When the Hanshin Tigers team from Osaka won the pennant just before the 1985 Japan Series, crazy fans celebrated on the Ebisu Bridge. Each player was honored by a look-alike fan jumping into the Dotonbori River.

For the team’s American import Randy Bass, the most valuable player of the season, chosen to represent the Caucasians was a statue of the iconic Colonel Sanders seized from a local Kentucky Fried Chicken (KFC) restaurant. The plastic likeness was tossed off the bridge.

The team went on to win the 1985 Series but did not win a title since, and superstitious Hanshin fans attributed the bad luck to a curse by the colonel. They believed the KFC founder was angry about being dumped into the river.

Attempts to recover the statue from the dirty river failed. Agence France-Presse reports that the bearded statue was finally found during construction work in 2009 and salvaged. It was covered in sludge and missing his glasses and left hand. It was cleaned up, blessed by a priest, returned to KFC, and put on display.
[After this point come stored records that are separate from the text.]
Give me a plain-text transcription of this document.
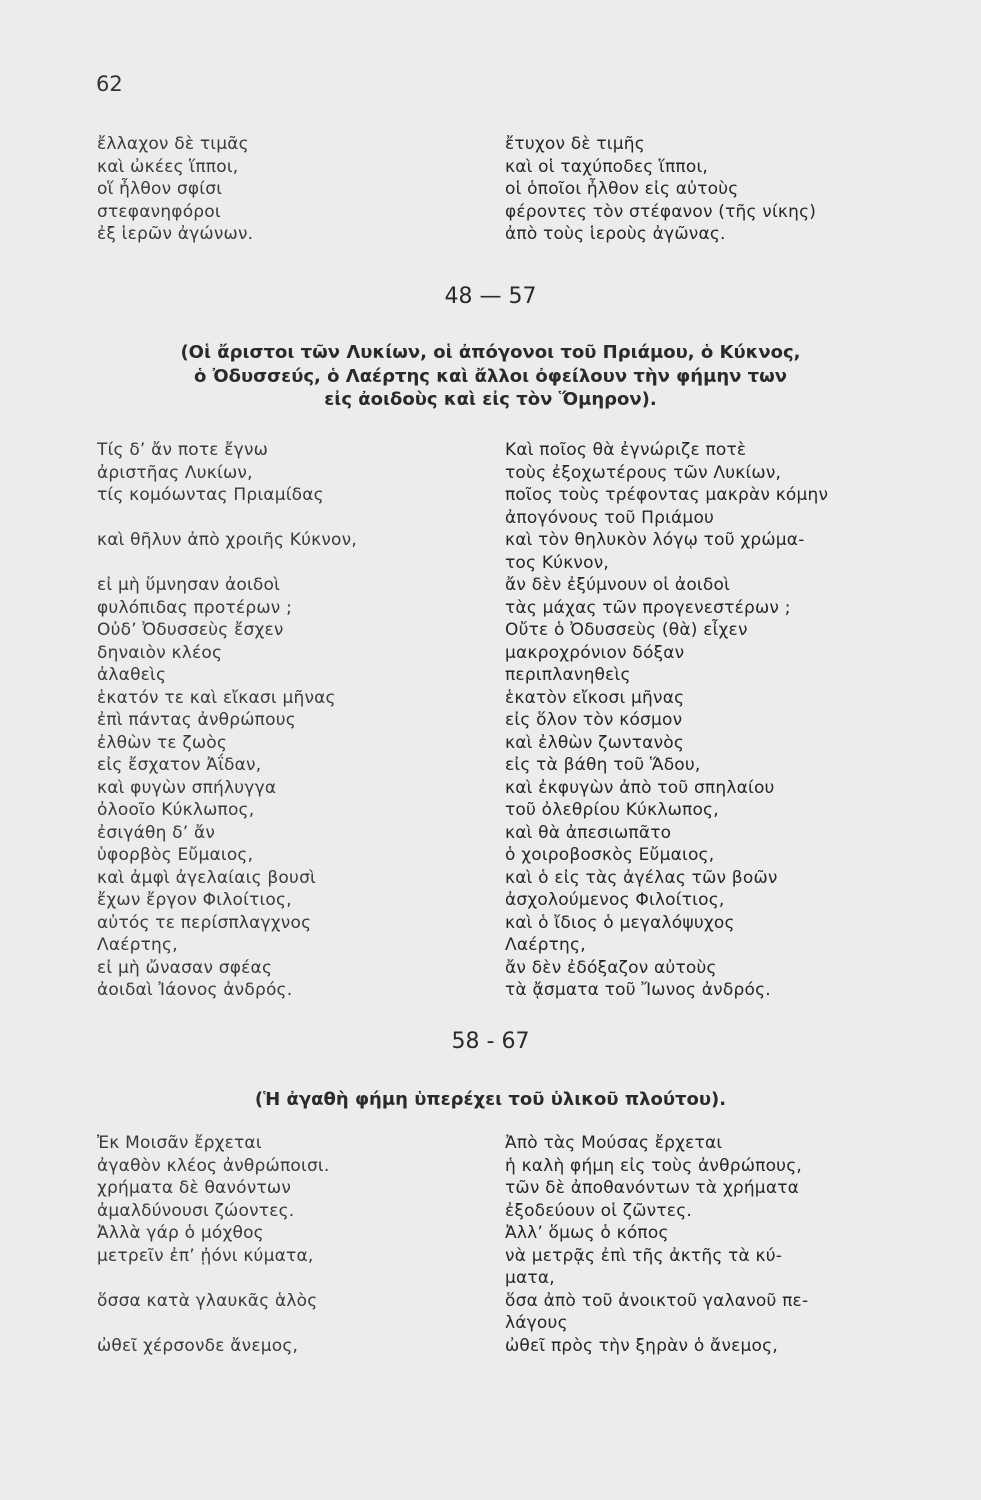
62
ἔλλαχον δὲ τιμᾶς	ἔτυχον δὲ τιμῆς
καὶ ὠκέες ἵπποι,	καὶ οἱ ταχύποδες ἵπποι,
οἵ ἦλθον σφίσι	οἱ ὁποῖοι ἦλθον εἰς αὐτοὺς
στεφανηφόροι	φέροντες τὸν στέφανον (τῆς νίκης)
ἐξ ἱερῶν ἀγώνων.	ἀπὸ τοὺς ἱεροὺς ἀγῶνας.
48 — 57
(Οἱ ἄριστοι τῶν Λυκίων, οἱ ἀπόγονοι τοῦ Πριάμου, ὁ Κύκνος,
ὁ Ὀδυσσεύς, ὁ Λαέρτης καὶ ἄλλοι ὀφείλουν τὴν φήμην των
εἰς ἀοιδοὺς καὶ εἰς τὸν Ὅμηρον).
Τίς δ’ ἄν ποτε ἔγνω	Καὶ ποῖος θὰ ἐγνώριζε ποτὲ
ἀριστῆας Λυκίων,	τοὺς ἐξοχωτέρους τῶν Λυκίων,
τίς κομόωντας Πριαμίδας	ποῖος τοὺς τρέφοντας μακρὰν κόμην
ἀπογόνους τοῦ Πριάμου
καὶ θῆλυν ἀπὸ χροιῆς Κύκνον,	καὶ τὸν θηλυκὸν λόγῳ τοῦ χρώμα-
τος Κύκνον,
εἰ μὴ ὕμνησαν ἀοιδοὶ	ἄν δὲν ἐξύμνουν οἱ ἀοιδοὶ
φυλόπιδας προτέρων ;	τὰς μάχας τῶν προγενεστέρων ;
Οὐδ’ Ὀδυσσεὺς ἔσχεν	Οὔτε ὁ Ὀδυσσεὺς (θὰ) εἶχεν
δηναιὸν κλέος	μακροχρόνιον δόξαν
ἀλαθεὶς	περιπλανηθεὶς
ἑκατόν τε καὶ εἴκασι μῆνας	ἑκατὸν εἴκοσι μῆνας
ἐπὶ πάντας ἀνθρώπους	εἰς ὅλον τὸν κόσμον
ἐλθὼν τε ζωὸς	καὶ ἐλθὼν ζωντανὸς
εἰς ἔσχατον Ἀΐδαν,	εἰς τὰ βάθη τοῦ Ἅδου,
καὶ φυγὼν σπήλυγγα	καὶ ἐκφυγὼν ἀπὸ τοῦ σπηλαίου
ὀλοοῖο Κύκλωπος,	τοῦ ὀλεθρίου Κύκλωπος,
ἐσιγάθη δ’ ἄν	καὶ θὰ ἀπεσιωπᾶτο
ὑφορβὸς Εὔμαιος,	ὁ χοιροβοσκὸς Εὔμαιος,
καὶ ἀμφὶ ἀγελαίαις βουσὶ	καὶ ὁ εἰς τὰς ἀγέλας τῶν βοῶν
ἔχων ἔργον Φιλοίτιος,	ἀσχολούμενος Φιλοίτιος,
αὐτός τε περίσπλαγχνος	καὶ ὁ ἴδιος ὁ μεγαλόψυχος
Λαέρτης,	Λαέρτης,
εἰ μὴ ὤνασαν σφέας	ἄν δὲν ἐδόξαζον αὐτοὺς
ἀοιδαὶ Ἰάονος ἀνδρός.	τὰ ᾄσματα τοῦ Ἴωνος ἀνδρός.
58 - 67
(Ἡ ἀγαθὴ φήμη ὑπερέχει τοῦ ὑλικοῦ πλούτου).
Ἐκ Μοισᾶν ἔρχεται	Ἀπὸ τὰς Μούσας ἔρχεται
ἀγαθὸν κλέος ἀνθρώποισι.	ἡ καλὴ φήμη εἰς τοὺς ἀνθρώπους,
χρήματα δὲ θανόντων	τῶν δὲ ἀποθανόντων τὰ χρήματα
ἀμαλδύνουσι ζώοντες.	ἐξοδεύουν οἱ ζῶντες.
Ἀλλὰ γάρ ὁ μόχθος	Ἀλλ’ ὅμως ὁ κόπος
μετρεῖν ἐπ’ ᾐόνι κύματα,	νὰ μετρᾷς ἐπὶ τῆς ἀκτῆς τὰ κύ-
ματα,
ὅσσα κατὰ γλαυκᾶς ἁλὸς	ὅσα ἀπὸ τοῦ ἀνοικτοῦ γαλανοῦ πε-
λάγους
ὠθεῖ χέρσονδε ἄνεμος,	ὠθεῖ πρὸς τὴν ξηρὰν ὁ ἄνεμος,
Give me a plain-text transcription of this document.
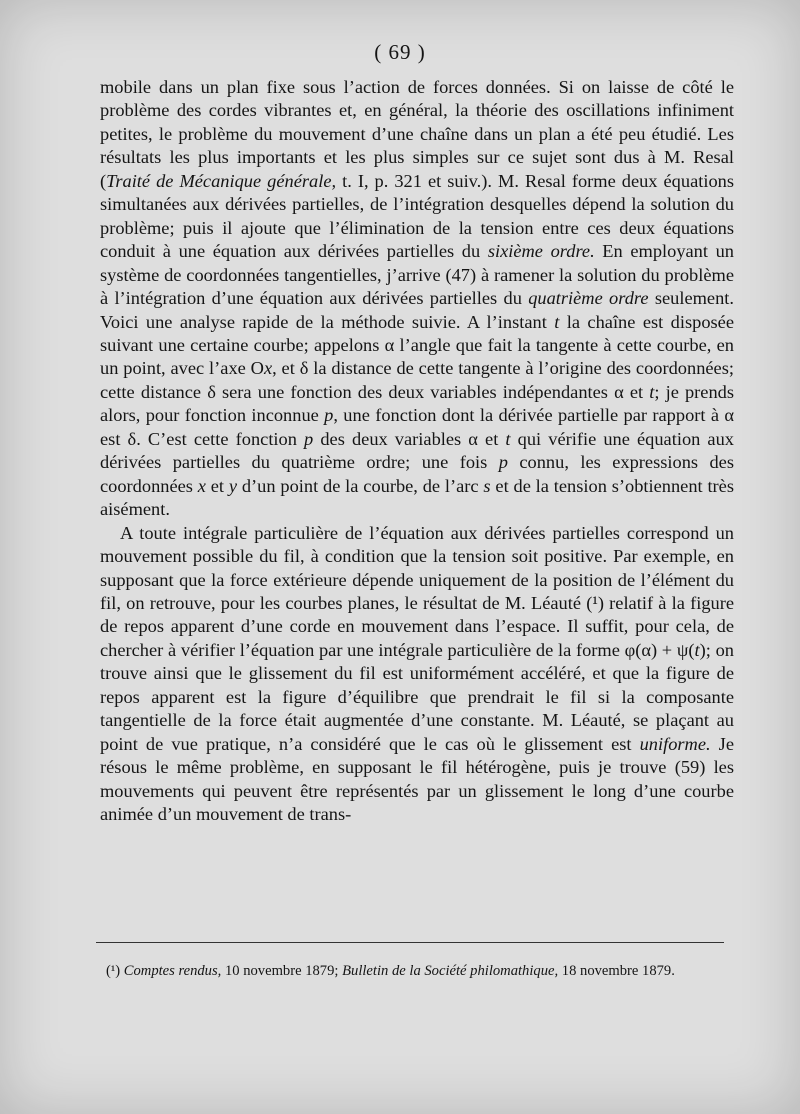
( 69 )

mobile dans un plan fixe sous l’action de forces données. Si on laisse de côté le problème des cordes vibrantes et, en général, la théorie des oscillations infiniment petites, le problème du mouvement d’une chaîne dans un plan a été peu étudié. Les résultats les plus importants et les plus simples sur ce sujet sont dus à M. Resal (Traité de Mécanique générale, t. I, p. 321 et suiv.). M. Resal forme deux équations simultanées aux dérivées partielles, de l’intégration desquelles dépend la solution du problème; puis il ajoute que l’élimination de la tension entre ces deux équations conduit à une équation aux dérivées partielles du sixième ordre. En employant un système de coordonnées tangentielles, j’arrive (47) à ramener la solution du problème à l’intégration d’une équation aux dérivées partielles du quatrième ordre seulement. Voici une analyse rapide de la méthode suivie. A l’instant t la chaîne est disposée suivant une certaine courbe; appelons α l’angle que fait la tangente à cette courbe, en un point, avec l’axe Ox, et δ la distance de cette tangente à l’origine des coordonnées; cette distance δ sera une fonction des deux variables indépendantes α et t; je prends alors, pour fonction inconnue p, une fonction dont la dérivée partielle par rapport à α est δ. C’est cette fonction p des deux variables α et t qui vérifie une équation aux dérivées partielles du quatrième ordre; une fois p connu, les expressions des coordonnées x et y d’un point de la courbe, de l’arc s et de la tension s’obtiennent très aisément.

A toute intégrale particulière de l’équation aux dérivées partielles correspond un mouvement possible du fil, à condition que la tension soit positive. Par exemple, en supposant que la force extérieure dépende uniquement de la position de l’élément du fil, on retrouve, pour les courbes planes, le résultat de M. Léauté (¹) relatif à la figure de repos apparent d’une corde en mouvement dans l’espace. Il suffit, pour cela, de chercher à vérifier l’équation par une intégrale particulière de la forme φ(α) + ψ(t); on trouve ainsi que le glissement du fil est uniformément accéléré, et que la figure de repos apparent est la figure d’équilibre que prendrait le fil si la composante tangentielle de la force était augmentée d’une constante. M. Léauté, se plaçant au point de vue pratique, n’a considéré que le cas où le glissement est uniforme. Je résous le même problème, en supposant le fil hétérogène, puis je trouve (59) les mouvements qui peuvent être représentés par un glissement le long d’une courbe animée d’un mouvement de trans-

(¹) Comptes rendus, 10 novembre 1879; Bulletin de la Société philomathique, 18 novembre 1879.
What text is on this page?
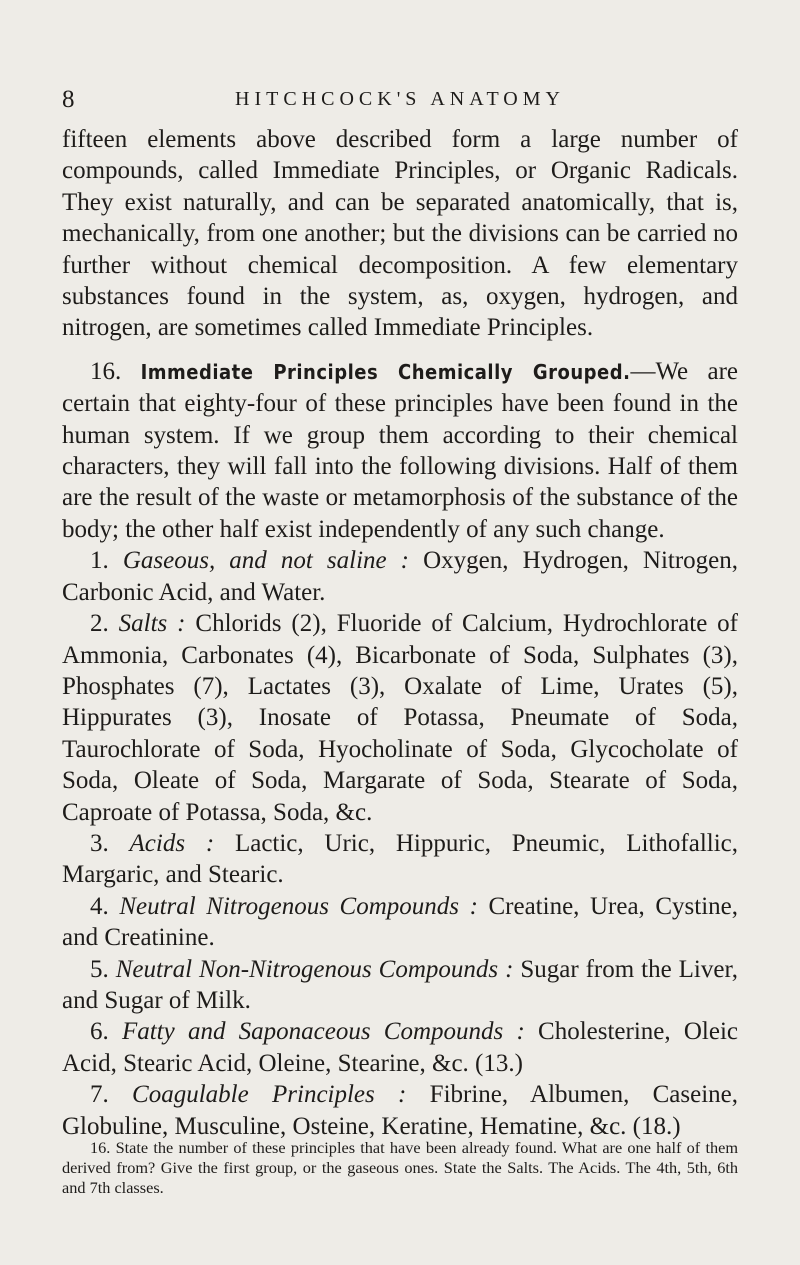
8	HITCHCOCK'S ANATOMY

fifteen elements above described form a large number of compounds, called Immediate Principles, or Organic Radicals. They exist naturally, and can be separated anatomically, that is, mechanically, from one another; but the divisions can be carried no further without chemical decomposition. A few elementary substances found in the system, as, oxygen, hydrogen, and nitrogen, are sometimes called Immediate Principles.

16. Immediate Principles Chemically Grouped.—We are certain that eighty-four of these principles have been found in the human system. If we group them according to their chemical characters, they will fall into the following divisions. Half of them are the result of the waste or metamorphosis of the substance of the body; the other half exist independently of any such change.

1. Gaseous, and not saline : Oxygen, Hydrogen, Nitrogen, Carbonic Acid, and Water.

2. Salts : Chlorids (2), Fluoride of Calcium, Hydrochlorate of Ammonia, Carbonates (4), Bicarbonate of Soda, Sulphates (3), Phosphates (7), Lactates (3), Oxalate of Lime, Urates (5), Hippurates (3), Inosate of Potassa, Pneumate of Soda, Taurochlorate of Soda, Hyocholinate of Soda, Glycocholate of Soda, Oleate of Soda, Margarate of Soda, Stearate of Soda, Caproate of Potassa, Soda, &c.

3. Acids : Lactic, Uric, Hippuric, Pneumic, Lithofallic, Margaric, and Stearic.

4. Neutral Nitrogenous Compounds : Creatine, Urea, Cystine, and Creatinine.

5. Neutral Non-Nitrogenous Compounds : Sugar from the Liver, and Sugar of Milk.

6. Fatty and Saponaceous Compounds : Cholesterine, Oleic Acid, Stearic Acid, Oleine, Stearine, &c. (13.)

7. Coagulable Principles : Fibrine, Albumen, Caseine, Globuline, Musculine, Osteine, Keratine, Hematine, &c. (18.)

16. State the number of these principles that have been already found. What are one half of them derived from? Give the first group, or the gaseous ones. State the Salts. The Acids. The 4th, 5th, 6th and 7th classes.
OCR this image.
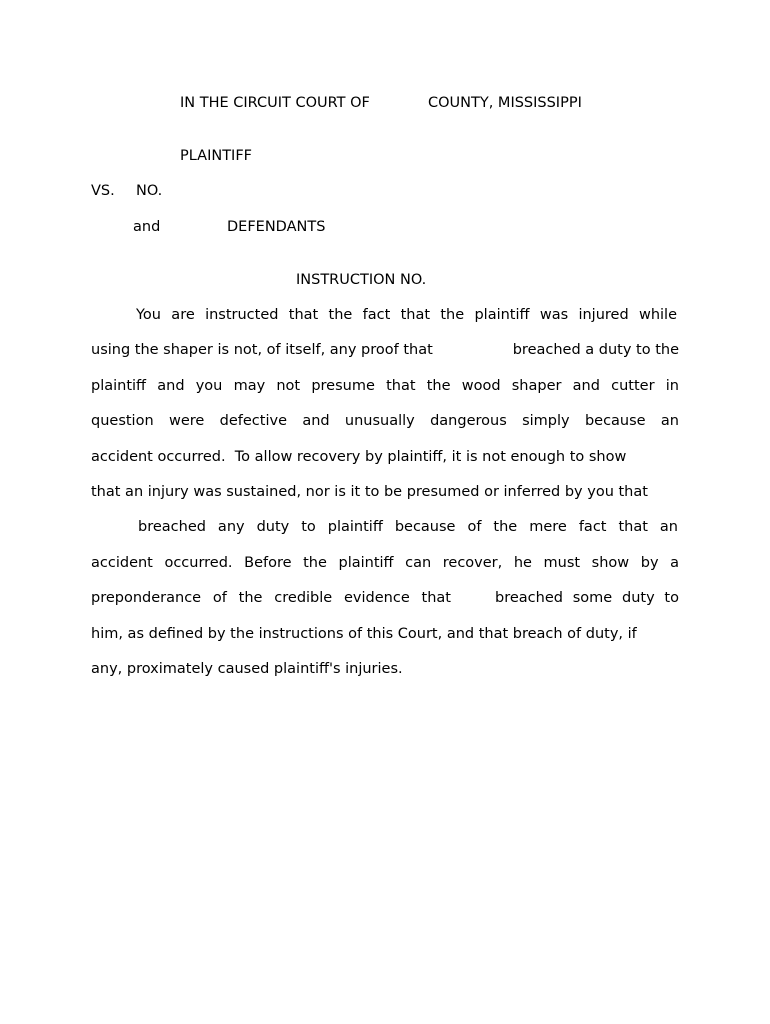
IN THE CIRCUIT COURT OF	COUNTY, MISSISSIPPI
PLAINTIFF
VS. NO.
and	DEFENDANTS
INSTRUCTION NO.
You are instructed that the fact that the plaintiff was injured while
using the shaper is not, of itself, any proof that	breached a duty to the
plaintiff and you may not presume that the wood shaper and cutter in
question were defective and unusually dangerous simply because an
accident occurred.  To allow recovery by plaintiff, it is not enough to show
that an injury was sustained, nor is it to be presumed or inferred by you that
breached any duty to plaintiff because of the mere fact that an
accident occurred. Before the plaintiff can recover, he must show by a
preponderance of the credible evidence that	breached some duty to
him, as defined by the instructions of this Court, and that breach of duty, if
any, proximately caused plaintiff's injuries.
However, the supposed jinx took some time to exorcise. Only last year, the Tigers won the Japan Series again after a 38-year drought, prompting wild celebrations and more jumping into the river.

KFC found the statue “too dilapidated to maintain” and disposed of it. A thanksgiving ritual was held at a temple attended by KFC’s Japan president Takayuki Hanji, who offered Japanese sake and the chain’s signature fried chicken.

In Italy, a resident of Romano di Lombardia near Bergamo was seen on surveillance camera dumping two old, dilapidated couches in a field by the side of a road at night.

Police then released a tongue-in-cheek video as a public service message against illegal garbage dumping. It showed the two couches tumbling out of a dump truck onto the lawn of its owner the next morning.

The man, who was identified via the surveillance cameras, risks a maximum 10,000-euro ($10,900) fine to be determined by a court, police said.

“Home delivery is a striking but also highly symbolic gesture to explain we’re not backing off on garbage dumping,” Romano Mayor Sebastian Nicoli told the Corriere della Sera newspaper.